Coming on the heels of NJ Transit’s restoration of rail and bus service to New York and utilizing federal and regional transportation resources to ease traffic congestion, improve trans-Hudson access and further help New Jersey residents navigate around the state, the Christie Administration announced an emergency bus plan designed to transport New Jersey residents back to their jobs starting Monday morning.
The emergency bus service will provide transportation options for NJ Transit customers, with access to ferries, light rail and employment in Hoboken, Weehawken, Jersey City and Manhattan. This temporary emergency service is anticipated to provide approximately 50% of NJ Transit’s normal rail rush hour service.

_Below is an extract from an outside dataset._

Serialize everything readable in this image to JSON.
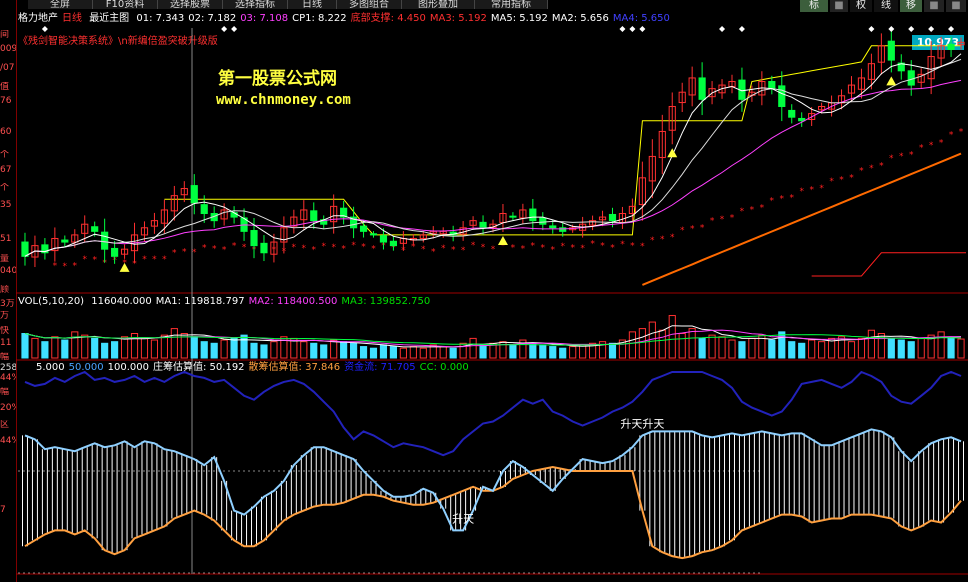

While NJ Transit system restoration progress continues, the agency is still several weeks away from full service restoration. Emergency conditions still exist across the NJ Transit system and will continue for some time for regular commuters.
For instance, NJ Transit normally operates 63 trains into New York Penn Station during the morning peak. Beginning Monday, NJ Transit will only be able to operate 13 trains into New York during the peak – pending critically needed repairs to be completed by Amtrak.
Utilizing the regional transportation network with a base of operations out of park-and-ride locations in central and northern sections of New Jersey, emergency buses will transport customers to light rail and ferry services in Hoboken, Weehawken and HBLR’s Liberty State Park Station as well as providing limited, direct service to several boarding locations in lower Manhattan.